My fear is that future occupational pensions for many people could be damaged by the introduction of auto-enrolment and NEST, because employers may well take the opportunity to cut back their pension contributions to the NEST minimum. Currently, employers who do provide pensions for their workers are contributing an average of 6% of salary, but the new NEST scheme offers them a chance to cut back to 3% (and the initial contribution level will only have to be 1% of salary). This risk of leveling down poses a threat to current workers, but it is hoped that it will not be a significant problem.

This is a huge experiment and other countries will be watching closely to see how auto-enrolment and NEST work out over the coming years. Workers will need to decide whether to stay in or opt out and even if they opt out, they will be automatically re-enrolled every three years or so, in order to try to encourage them to save in a pension.

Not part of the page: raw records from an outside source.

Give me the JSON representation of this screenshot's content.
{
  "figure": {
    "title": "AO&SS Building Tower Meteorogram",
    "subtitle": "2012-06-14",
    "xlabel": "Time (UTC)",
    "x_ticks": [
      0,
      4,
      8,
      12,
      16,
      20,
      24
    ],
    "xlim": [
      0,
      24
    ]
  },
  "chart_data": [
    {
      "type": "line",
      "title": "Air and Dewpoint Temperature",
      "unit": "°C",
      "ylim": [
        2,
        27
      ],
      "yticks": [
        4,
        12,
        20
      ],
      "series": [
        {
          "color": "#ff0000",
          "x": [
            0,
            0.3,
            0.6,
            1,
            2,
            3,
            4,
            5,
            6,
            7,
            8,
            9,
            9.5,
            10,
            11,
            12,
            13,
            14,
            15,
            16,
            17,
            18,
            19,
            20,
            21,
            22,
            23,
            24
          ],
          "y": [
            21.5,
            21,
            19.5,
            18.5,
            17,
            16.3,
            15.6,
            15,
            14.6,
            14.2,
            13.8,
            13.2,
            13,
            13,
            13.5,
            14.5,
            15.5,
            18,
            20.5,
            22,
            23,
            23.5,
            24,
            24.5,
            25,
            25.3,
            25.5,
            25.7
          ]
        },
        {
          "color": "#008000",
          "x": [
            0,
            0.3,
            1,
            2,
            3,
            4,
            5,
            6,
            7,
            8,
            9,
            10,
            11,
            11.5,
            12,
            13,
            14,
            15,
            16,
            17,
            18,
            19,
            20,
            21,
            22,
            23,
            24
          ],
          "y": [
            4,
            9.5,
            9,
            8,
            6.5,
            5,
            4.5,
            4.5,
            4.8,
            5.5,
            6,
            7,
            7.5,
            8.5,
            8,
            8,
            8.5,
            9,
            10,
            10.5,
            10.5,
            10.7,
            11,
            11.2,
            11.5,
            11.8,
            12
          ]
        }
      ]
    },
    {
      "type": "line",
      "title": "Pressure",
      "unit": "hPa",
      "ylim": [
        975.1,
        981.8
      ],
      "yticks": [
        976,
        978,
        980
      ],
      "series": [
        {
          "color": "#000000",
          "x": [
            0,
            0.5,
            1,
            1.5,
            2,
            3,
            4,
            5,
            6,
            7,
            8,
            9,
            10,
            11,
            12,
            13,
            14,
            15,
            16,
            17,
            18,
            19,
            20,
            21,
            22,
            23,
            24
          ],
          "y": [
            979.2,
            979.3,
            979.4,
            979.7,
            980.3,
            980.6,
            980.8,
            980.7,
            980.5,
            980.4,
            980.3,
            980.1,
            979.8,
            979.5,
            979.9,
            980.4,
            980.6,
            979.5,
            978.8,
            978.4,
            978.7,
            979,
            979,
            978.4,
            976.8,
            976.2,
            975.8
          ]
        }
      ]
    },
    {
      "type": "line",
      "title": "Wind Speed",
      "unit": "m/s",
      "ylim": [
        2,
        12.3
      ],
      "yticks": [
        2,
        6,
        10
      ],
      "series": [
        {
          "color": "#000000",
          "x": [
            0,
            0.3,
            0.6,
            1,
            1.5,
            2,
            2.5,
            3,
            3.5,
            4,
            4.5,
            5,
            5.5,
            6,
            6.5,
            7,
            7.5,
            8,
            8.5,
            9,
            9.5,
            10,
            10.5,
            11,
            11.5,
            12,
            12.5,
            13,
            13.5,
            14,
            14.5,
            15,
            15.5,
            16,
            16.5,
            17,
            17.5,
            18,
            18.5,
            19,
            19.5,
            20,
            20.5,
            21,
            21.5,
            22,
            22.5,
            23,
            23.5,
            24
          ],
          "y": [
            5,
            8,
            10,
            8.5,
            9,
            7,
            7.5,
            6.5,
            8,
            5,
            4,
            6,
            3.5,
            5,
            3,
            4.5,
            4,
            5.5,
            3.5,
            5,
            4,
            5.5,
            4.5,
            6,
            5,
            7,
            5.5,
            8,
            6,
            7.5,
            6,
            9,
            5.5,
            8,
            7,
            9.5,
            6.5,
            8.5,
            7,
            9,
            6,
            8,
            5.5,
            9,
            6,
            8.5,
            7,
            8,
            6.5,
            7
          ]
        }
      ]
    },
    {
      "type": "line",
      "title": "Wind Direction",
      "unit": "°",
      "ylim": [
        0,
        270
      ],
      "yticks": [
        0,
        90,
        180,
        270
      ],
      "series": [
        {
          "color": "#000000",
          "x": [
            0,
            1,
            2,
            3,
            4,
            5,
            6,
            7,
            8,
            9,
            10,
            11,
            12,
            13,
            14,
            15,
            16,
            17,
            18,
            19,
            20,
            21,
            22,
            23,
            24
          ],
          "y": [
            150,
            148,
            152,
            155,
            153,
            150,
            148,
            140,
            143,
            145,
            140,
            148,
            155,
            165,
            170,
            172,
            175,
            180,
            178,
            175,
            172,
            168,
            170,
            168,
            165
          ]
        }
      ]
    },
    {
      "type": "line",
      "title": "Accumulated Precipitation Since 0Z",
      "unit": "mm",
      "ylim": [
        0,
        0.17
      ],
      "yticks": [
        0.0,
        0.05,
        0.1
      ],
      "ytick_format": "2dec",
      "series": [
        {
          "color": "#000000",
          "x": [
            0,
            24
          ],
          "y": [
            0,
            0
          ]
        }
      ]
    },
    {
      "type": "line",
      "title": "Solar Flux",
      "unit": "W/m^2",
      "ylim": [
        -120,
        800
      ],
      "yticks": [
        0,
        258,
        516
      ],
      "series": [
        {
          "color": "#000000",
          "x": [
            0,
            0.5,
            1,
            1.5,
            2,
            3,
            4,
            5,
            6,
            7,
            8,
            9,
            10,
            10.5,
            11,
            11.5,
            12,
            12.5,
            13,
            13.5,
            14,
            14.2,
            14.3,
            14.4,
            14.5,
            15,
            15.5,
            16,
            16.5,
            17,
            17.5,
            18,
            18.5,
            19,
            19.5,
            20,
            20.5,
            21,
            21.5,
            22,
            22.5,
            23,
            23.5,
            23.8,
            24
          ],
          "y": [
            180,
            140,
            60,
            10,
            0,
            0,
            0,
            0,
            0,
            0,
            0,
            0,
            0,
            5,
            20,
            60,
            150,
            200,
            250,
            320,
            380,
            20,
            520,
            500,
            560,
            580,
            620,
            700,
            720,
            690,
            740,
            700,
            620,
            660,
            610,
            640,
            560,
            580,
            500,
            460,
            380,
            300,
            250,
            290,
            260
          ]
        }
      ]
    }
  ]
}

In order to help improve the attractiveness of this workplace pension revolution, the Government has recently announced a radical reform of state pensions. At the moment, the state pension system actually undermines private pension saving, because nearly half of pensioners are entitled to means-tested pension credit in retirement. When they claim pension credit, they will lose much, or even all, of their private pension. The proposal to pay all newly retiring pensioners, who have a full National Insurance record, at least £140 a week will remove the risk of mass means-testing for future new pensioners.

Without this reform, pension saving would be an unsuitable investment for the many low and moderate earners in NEST. They would face the risk of having their pensions penalized by the state system in retirement. By paying a simple, flat-rate pension of £140 a week, the Government would make it clear to everyone that if they want to have more than that in retirement, they will need to save to provide themselves with extra income, or keep working longer.

As occupational pension provision moves away from traditional final salary schemes, it becomes ever more important to help people feel safe about saving for retirement. I hope that the Government will rise to the challenge and secure a better future for us all.